MPC members exist in a rarified realm of data, tables and forecasts, but those forecasts rarely coincide with reality.

Worse, the MPC knows this, but it still slavishly follows them, because doing otherwise would involve original thought, and Jelly Babies aren’t up to that.

The MPC contains nine members, including BoE governor Andrew Bailey, to give it a range of voices and views. But what’s the point if they all think the same?

If MPC members didn’t sign up to BoE group think, they wouldn’t have been appointed in the first place.

It’s not just me saying that. In November, a House of Lords report blamed today’s inflation nightmare on “a lack of intellectual diversity within its most senior ranks”.

Again, it reminds me of those wibbly, wobbly Jelly Babies. They come in green, yellow, red, black… but all taste broadly the same.

The Lords also slammed the BoE’s “inadequate” forecasting models, something I’ve been banging on about for ages, labelling it the world’s worst forecaster.

The respected Centre for Business and Economics Research (CEBR) says the MPC should have know throughout the cost-of-living crisis that BoE forecasts were “largely inaccurate”.

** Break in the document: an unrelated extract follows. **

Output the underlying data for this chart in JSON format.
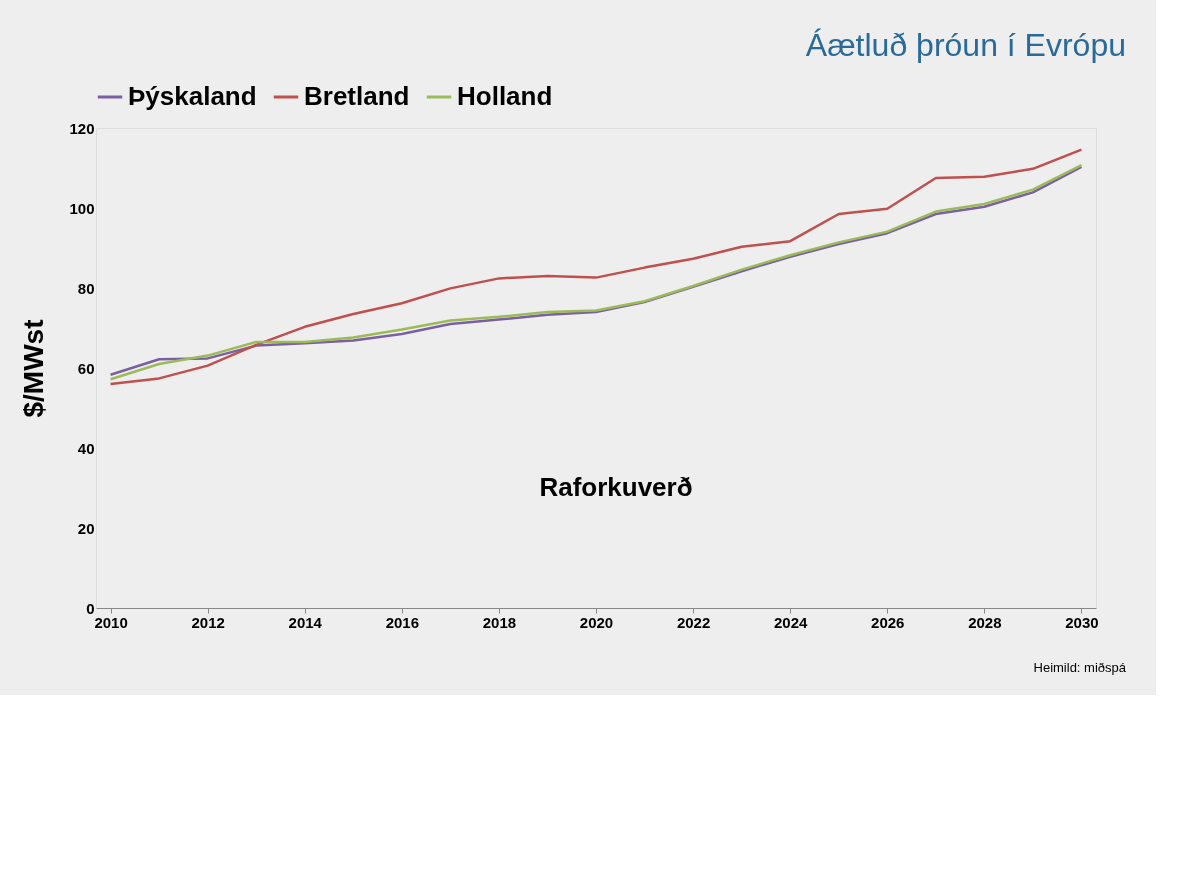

Yet they refused to accept it.

While inflation has been resurgent worldwide, the UK has been hit far harder than most and that’s down to the BoE’s failure to see the danger coming.

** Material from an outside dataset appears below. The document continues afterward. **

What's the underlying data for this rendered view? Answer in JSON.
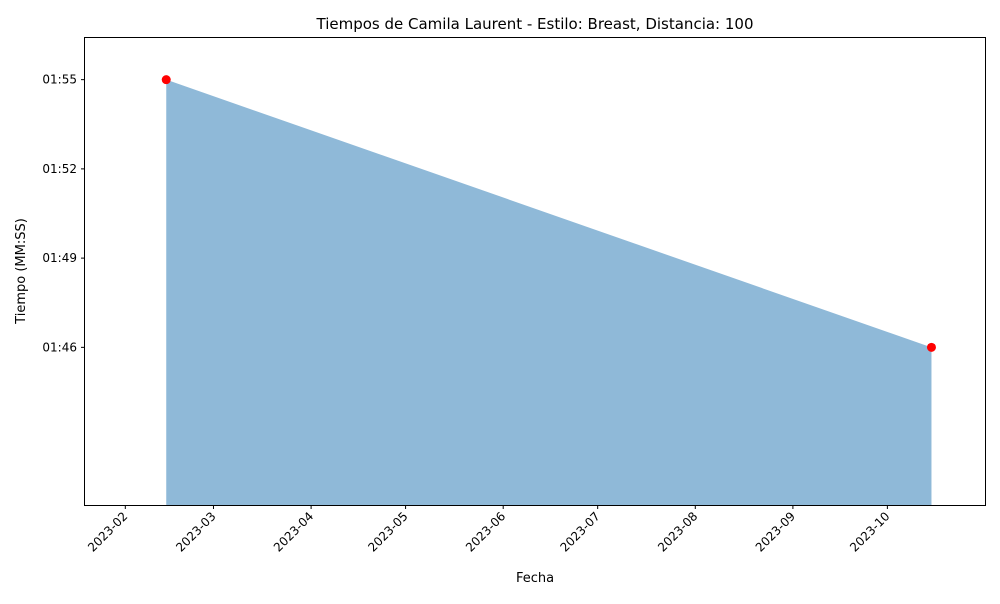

Now it’s making the opposite mistake, by refusing to accept that inflation is on the run.

At midday on Thursday, the MPC will announce its latest rate decision, and NOBODY expects it to do the right thing and cut rates from today’s 5.25 percent.

Rates will stay where they are while Andrew ‘Jelly’ Bailey and his stretchy, squashy team of rate setters examine all the wrong data and come to the wrong conclusion at the wrong time.


Cutting rates would take a little bit of backbone. Which is something Jelly Babies don’t have.

This is a disaster because we really need that rate cut. It would ease pressure on 1.5 million mortgage borrowers whose fixed rates will expire this year, and face paying up to £500 extra a month.

Swift action could spare thousands the agony of losing their homes and help the UK swerve a recession. It might ease the pressure on food banks, too.

Inflation did creep up slightly in December, but that’s likely to be a blip. Latest British Retail Consortium data shows shop price inflation plunged in January to 2.9 percent, sharply down from 4.3 percent in December.

Forecasters at Dutch bank ING reckon inflation will drop below the BoE’s two percent target as early as April.

Yet last month, two MPC members voted for an interest rate hike!

READ MORE: Expert says there’s ‘still time’ to save UK economy from ‘rock bottom’ recession

Worse, highly renumerated BoE staff are blaming inflation on us. Economist Huw Pill says our massive pay rises are driving wage-price inflation and we have to accept being worse off.

That’s another sign that they don’t live in the same world as us.

As well as lifting households and businesses, an interest rate cut would ease burden on the government coffers, by driving down debt repayments.

MPC members need to see and hear what’s happening to households, businesses, the high street and other corners of our beleaguered economy.

Sadly, that requires eyes, ears, brains and a heart, and Jelly Babies don’t have any of those faculties.

Maybe I’m being too harsh. On Jelly Babies. I’m a big fan, I just don’t want them running the economy.